Gov. Luther H. Hodges:

         “I did not practice circumvention.  We did make an effort to play for time.”

“At all times, the paramount consideration was that we must obey the law.  We were sincerely trying to see if certain changes could be affected by new legislation.”

“We tried to keep the schools open.  For example, at a meeting in Wilmington last night, I was introduced as the one who was responsible for ‘not a child lost a day of school’ in North Carolina as a result of the Brown decision.”

Gov. Terry Sanford:

         “I would say that the vast majority of the people in North Carolina did not like the Brown decision, and even those that felt that it had to come, looked at it with a certain amount of regret.”

“And even those that felt that segregation in the schools should end looked with considerable dismay at it because of the possible violence and the difficulties that they knew would follow.”

“As I understand what Governor Hodges said at the time, there was a determination that North Carolina would not defy the court, and there was a feeling that the instantaneous compliance was not feasible.  Not even desirable.  I personally don’t feel that Governor Hodges and the Pearsall Committee were trying to get around the decision as much as they were attempting to soften the effects of it.”

Question: Did the committee [Special Advisory Committee, chaired by you] ever seriously consider immediate desegregation as a possible solution?

Dr.
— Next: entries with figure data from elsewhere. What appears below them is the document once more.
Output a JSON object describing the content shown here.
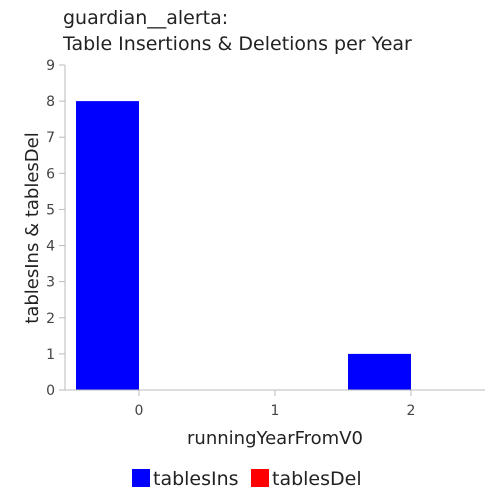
{
  "chart_data": {
    "type": "bar",
    "title_lines": [
      "guardian__alerta:",
      "Table Insertions & Deletions per Year"
    ],
    "xlabel": "runningYearFromV0",
    "ylabel": "tablesIns & tablesDel",
    "categories": [
      "0",
      "1",
      "2"
    ],
    "ylim": [
      0,
      9
    ],
    "yticks": [
      0,
      1,
      2,
      3,
      4,
      5,
      6,
      7,
      8,
      9
    ],
    "grid": false,
    "legend_placement": "bottom-center",
    "series": [
      {
        "name": "tablesIns",
        "color": "#0000ff",
        "values": [
          8,
          0,
          1
        ]
      },
      {
        "name": "tablesDel",
        "color": "#ff0000",
        "values": [
          0,
          0,
          0
        ]
      }
    ]
  }
}
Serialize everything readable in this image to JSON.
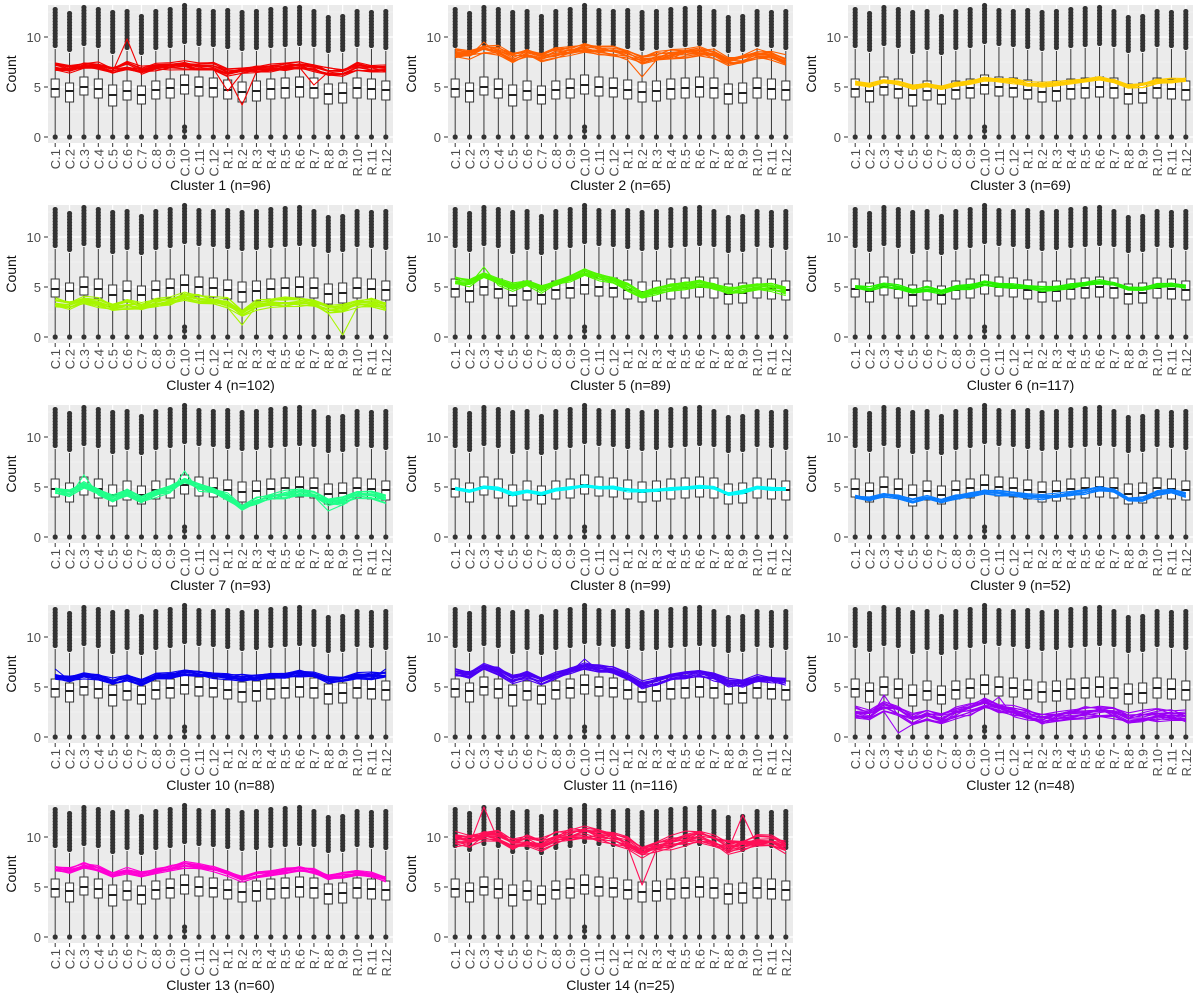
{
  "figure": {
    "ylabel": "Count",
    "y_ticks": [
      0,
      5,
      10
    ],
    "ylim": [
      -0.6,
      13.2
    ],
    "categories": [
      "C.1",
      "C.2",
      "C.3",
      "C.4",
      "C.5",
      "C.6",
      "C.7",
      "C.8",
      "C.9",
      "C.10",
      "C.11",
      "C.12",
      "R.1",
      "R.2",
      "R.3",
      "R.4",
      "R.5",
      "R.6",
      "R.7",
      "R.8",
      "R.9",
      "R.10",
      "R.11",
      "R.12"
    ]
  },
  "chart_data": {
    "type": "boxplot-with-profile-lines",
    "grid": true,
    "background": "#ebebeb",
    "ylabel": "Count",
    "ylim": [
      -0.6,
      13.2
    ],
    "categories": [
      "C.1",
      "C.2",
      "C.3",
      "C.4",
      "C.5",
      "C.6",
      "C.7",
      "C.8",
      "C.9",
      "C.10",
      "C.11",
      "C.12",
      "R.1",
      "R.2",
      "R.3",
      "R.4",
      "R.5",
      "R.6",
      "R.7",
      "R.8",
      "R.9",
      "R.10",
      "R.11",
      "R.12"
    ],
    "boxes": {
      "q1": [
        4.0,
        3.5,
        4.2,
        3.9,
        3.1,
        3.7,
        3.3,
        3.8,
        3.9,
        4.3,
        4.1,
        4.0,
        3.8,
        3.5,
        3.6,
        3.8,
        3.9,
        4.0,
        3.9,
        3.3,
        3.4,
        3.9,
        3.8,
        3.7
      ],
      "median": [
        4.8,
        4.6,
        5.0,
        4.8,
        4.2,
        4.6,
        4.2,
        4.7,
        4.9,
        5.2,
        5.0,
        4.9,
        4.7,
        4.5,
        4.6,
        4.8,
        4.9,
        5.0,
        4.9,
        4.3,
        4.4,
        4.9,
        4.8,
        4.7
      ],
      "q3": [
        5.8,
        5.4,
        6.0,
        5.8,
        5.2,
        5.6,
        5.1,
        5.6,
        5.8,
        6.2,
        6.0,
        5.9,
        5.7,
        5.5,
        5.6,
        5.8,
        5.9,
        6.0,
        5.9,
        5.3,
        5.4,
        5.9,
        5.8,
        5.6
      ],
      "whisker_low": [
        0,
        0,
        0,
        0,
        0,
        0,
        0,
        0,
        0,
        0,
        0,
        0,
        0,
        0,
        0,
        0,
        0,
        0,
        0,
        0,
        0,
        0,
        0,
        0
      ],
      "whisker_high": [
        8.8,
        8.4,
        9.0,
        8.8,
        8.2,
        8.6,
        8.1,
        8.6,
        8.8,
        9.2,
        9.0,
        8.9,
        8.7,
        8.5,
        8.6,
        8.8,
        8.9,
        9.0,
        8.9,
        8.3,
        8.4,
        8.9,
        8.8,
        8.6
      ],
      "outlier_max": [
        12.8,
        12.4,
        13.2,
        12.9,
        12.6,
        12.8,
        12.2,
        12.7,
        12.9,
        13.2,
        12.9,
        12.8,
        12.8,
        12.6,
        12.6,
        12.8,
        13.0,
        13.0,
        12.8,
        12.1,
        12.3,
        12.8,
        12.7,
        12.6
      ]
    },
    "clusters": [
      {
        "name": "Cluster 1 (n=96)",
        "color": "#f20000",
        "spread": 0.6,
        "n_lines": 14,
        "profile": [
          7.0,
          6.8,
          7.2,
          7.1,
          6.7,
          7.1,
          6.6,
          7.0,
          7.1,
          7.2,
          7.0,
          7.0,
          6.4,
          6.6,
          6.8,
          6.9,
          7.0,
          7.1,
          6.9,
          6.5,
          6.5,
          7.0,
          6.9,
          6.8
        ],
        "spikes": [
          {
            "i": 5,
            "v": 9.8
          },
          {
            "i": 13,
            "v": 3.2
          },
          {
            "i": 12,
            "v": 4.6
          },
          {
            "i": 18,
            "v": 5.2
          }
        ]
      },
      {
        "name": "Cluster 2 (n=65)",
        "color": "#ff5f00",
        "spread": 0.8,
        "n_lines": 14,
        "profile": [
          8.4,
          8.3,
          8.8,
          8.6,
          8.0,
          8.4,
          8.0,
          8.4,
          8.6,
          8.9,
          8.7,
          8.6,
          8.2,
          7.6,
          8.0,
          8.2,
          8.4,
          8.6,
          8.3,
          7.6,
          7.8,
          8.3,
          8.2,
          7.6
        ],
        "spikes": [
          {
            "i": 2,
            "v": 9.5
          },
          {
            "i": 13,
            "v": 6.0
          }
        ]
      },
      {
        "name": "Cluster 3 (n=69)",
        "color": "#ffcc00",
        "spread": 0.35,
        "n_lines": 10,
        "profile": [
          5.4,
          5.2,
          5.6,
          5.4,
          5.0,
          5.2,
          4.9,
          5.3,
          5.5,
          5.8,
          5.7,
          5.6,
          5.3,
          5.2,
          5.3,
          5.5,
          5.7,
          5.8,
          5.6,
          5.1,
          5.2,
          5.6,
          5.6,
          5.7
        ],
        "spikes": []
      },
      {
        "name": "Cluster 4 (n=102)",
        "color": "#a7f600",
        "spread": 0.7,
        "n_lines": 14,
        "profile": [
          3.4,
          3.2,
          3.6,
          3.4,
          3.0,
          3.3,
          3.0,
          3.4,
          3.6,
          4.1,
          3.8,
          3.6,
          3.4,
          2.4,
          3.2,
          3.4,
          3.5,
          3.6,
          3.4,
          2.8,
          2.8,
          3.4,
          3.4,
          3.0
        ],
        "spikes": [
          {
            "i": 20,
            "v": 0.2
          },
          {
            "i": 13,
            "v": 1.2
          }
        ]
      },
      {
        "name": "Cluster 5 (n=89)",
        "color": "#50f600",
        "spread": 0.6,
        "n_lines": 14,
        "profile": [
          5.6,
          5.4,
          6.2,
          5.6,
          5.0,
          5.4,
          4.8,
          5.4,
          5.8,
          6.4,
          6.0,
          5.7,
          5.0,
          4.2,
          4.6,
          5.0,
          5.2,
          5.4,
          5.0,
          4.6,
          4.8,
          5.0,
          5.0,
          4.6
        ],
        "spikes": [
          {
            "i": 2,
            "v": 7.0
          }
        ]
      },
      {
        "name": "Cluster 6 (n=117)",
        "color": "#26f000",
        "spread": 0.35,
        "n_lines": 10,
        "profile": [
          5.0,
          4.8,
          5.2,
          5.0,
          4.6,
          4.8,
          4.5,
          4.9,
          5.0,
          5.4,
          5.2,
          5.1,
          5.0,
          4.8,
          4.9,
          5.1,
          5.3,
          5.5,
          5.3,
          4.8,
          4.8,
          5.2,
          5.2,
          5.1
        ],
        "spikes": []
      },
      {
        "name": "Cluster 7 (n=93)",
        "color": "#20ff8a",
        "spread": 0.6,
        "n_lines": 14,
        "profile": [
          4.6,
          4.4,
          5.2,
          4.6,
          3.8,
          4.4,
          3.8,
          4.4,
          4.8,
          5.6,
          5.0,
          4.6,
          4.0,
          3.0,
          3.6,
          4.0,
          4.2,
          4.4,
          4.2,
          3.6,
          3.6,
          4.2,
          4.2,
          3.8
        ],
        "spikes": [
          {
            "i": 9,
            "v": 6.6
          },
          {
            "i": 2,
            "v": 6.2
          },
          {
            "i": 19,
            "v": 2.6
          }
        ]
      },
      {
        "name": "Cluster 8 (n=99)",
        "color": "#00f8f8",
        "spread": 0.25,
        "n_lines": 10,
        "profile": [
          4.8,
          4.6,
          5.0,
          4.8,
          4.3,
          4.6,
          4.3,
          4.7,
          4.9,
          5.1,
          5.0,
          4.9,
          4.7,
          4.6,
          4.7,
          4.8,
          4.9,
          5.0,
          4.9,
          4.3,
          4.5,
          4.9,
          4.8,
          4.8
        ],
        "spikes": []
      },
      {
        "name": "Cluster 9 (n=52)",
        "color": "#0a7cff",
        "spread": 0.35,
        "n_lines": 10,
        "profile": [
          4.0,
          3.8,
          4.2,
          4.0,
          3.6,
          3.9,
          3.6,
          4.0,
          4.2,
          4.5,
          4.4,
          4.3,
          4.1,
          4.0,
          4.1,
          4.3,
          4.5,
          4.8,
          4.6,
          3.8,
          3.8,
          4.4,
          4.6,
          4.2
        ],
        "spikes": []
      },
      {
        "name": "Cluster 10 (n=88)",
        "color": "#0800f0",
        "spread": 0.5,
        "n_lines": 14,
        "profile": [
          6.0,
          5.8,
          6.2,
          6.0,
          5.5,
          5.9,
          5.5,
          6.0,
          6.1,
          6.4,
          6.3,
          6.2,
          6.0,
          5.9,
          6.0,
          6.1,
          6.2,
          6.4,
          6.2,
          5.7,
          5.8,
          6.1,
          6.1,
          6.2
        ],
        "spikes": [
          {
            "i": 0,
            "v": 6.8
          },
          {
            "i": 23,
            "v": 6.8
          }
        ]
      },
      {
        "name": "Cluster 11 (n=116)",
        "color": "#4b00f4",
        "spread": 0.6,
        "n_lines": 14,
        "profile": [
          6.4,
          6.2,
          7.0,
          6.6,
          5.8,
          6.2,
          5.6,
          6.2,
          6.6,
          7.0,
          6.8,
          6.6,
          6.0,
          5.2,
          5.6,
          6.0,
          6.2,
          6.4,
          6.0,
          5.4,
          5.4,
          5.8,
          5.8,
          5.6
        ],
        "spikes": [
          {
            "i": 9,
            "v": 7.8
          }
        ]
      },
      {
        "name": "Cluster 12 (n=48)",
        "color": "#9a00f4",
        "spread": 0.9,
        "n_lines": 16,
        "profile": [
          2.4,
          2.2,
          3.0,
          2.6,
          1.8,
          2.2,
          1.8,
          2.4,
          2.8,
          3.4,
          2.8,
          2.6,
          2.2,
          1.8,
          2.0,
          2.3,
          2.4,
          2.6,
          2.4,
          1.8,
          2.0,
          2.2,
          2.2,
          2.0
        ],
        "spikes": [
          {
            "i": 3,
            "v": 0.4
          },
          {
            "i": 2,
            "v": 4.2
          },
          {
            "i": 10,
            "v": 4.0
          }
        ]
      },
      {
        "name": "Cluster 13 (n=60)",
        "color": "#ff00d4",
        "spread": 0.45,
        "n_lines": 12,
        "profile": [
          6.8,
          6.6,
          7.2,
          6.8,
          6.2,
          6.6,
          6.2,
          6.6,
          6.9,
          7.2,
          7.0,
          6.8,
          6.4,
          5.8,
          6.2,
          6.4,
          6.6,
          6.8,
          6.6,
          6.0,
          6.2,
          6.4,
          6.2,
          5.8
        ],
        "spikes": []
      },
      {
        "name": "Cluster 14 (n=25)",
        "color": "#ff0f57",
        "spread": 1.0,
        "n_lines": 16,
        "profile": [
          9.8,
          9.6,
          10.2,
          10.0,
          9.2,
          9.6,
          9.2,
          9.8,
          10.2,
          10.4,
          10.2,
          10.0,
          9.4,
          8.4,
          9.0,
          9.4,
          9.8,
          10.0,
          9.6,
          9.0,
          9.2,
          9.6,
          9.6,
          9.0
        ],
        "spikes": [
          {
            "i": 2,
            "v": 13.0
          },
          {
            "i": 13,
            "v": 5.2
          },
          {
            "i": 20,
            "v": 12.2
          }
        ]
      }
    ]
  }
}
Thomas J. Pearsall: “No.”

Mr. Larry I. Moore:

“The Pearsall Plan made possible a more orderly transition.”

“At that time, if North Carolina had integrated the schools in proportion to population ratios, the school system would have been destroyed and there would have been riots.  The people would not have accepted integration.”

Dr. Thomas J. Pearsall:

“For all practical purposes the 1964 Civil Rights Act voided the effects of the Pearsall Plan.  We no longer have to deal with a Court decision but are dealing with social legislation from the Congress.”

 

The modern reader will notice that word choice has changed since 1966, when the word “Negro” was standard terminology, for example, as used by Mr. Conrad O. Pearson, the General Counsel for the North Carolina NAACP in his interview published in the appendix of this book. 

My father gave me permission to publish his dissertation.

 

Ray L. Winstead
Editor

[1] Hawkins v. North Carolina Board of Education, 11 Race Relations Law Reporter 745 (Civil Action No. 2067, United States District Court, Western District of North Carolina, 1966). Front page headline and article “U. S. To Enter Suit Against N. C. Schools” in The Spartanburg Herald, (Spartanburg, S. C.), January 12, 1966.

[2] “Federal Court To Rule On Pearsall Plan,” The Bee, (Danville, Virginia), February 24, 1966, p. 19.

[3] Godwin v. Johnston County Board of Education, 301 F. Supp. 1339 (United States District Court, Eastern District of North Carolina, 1969).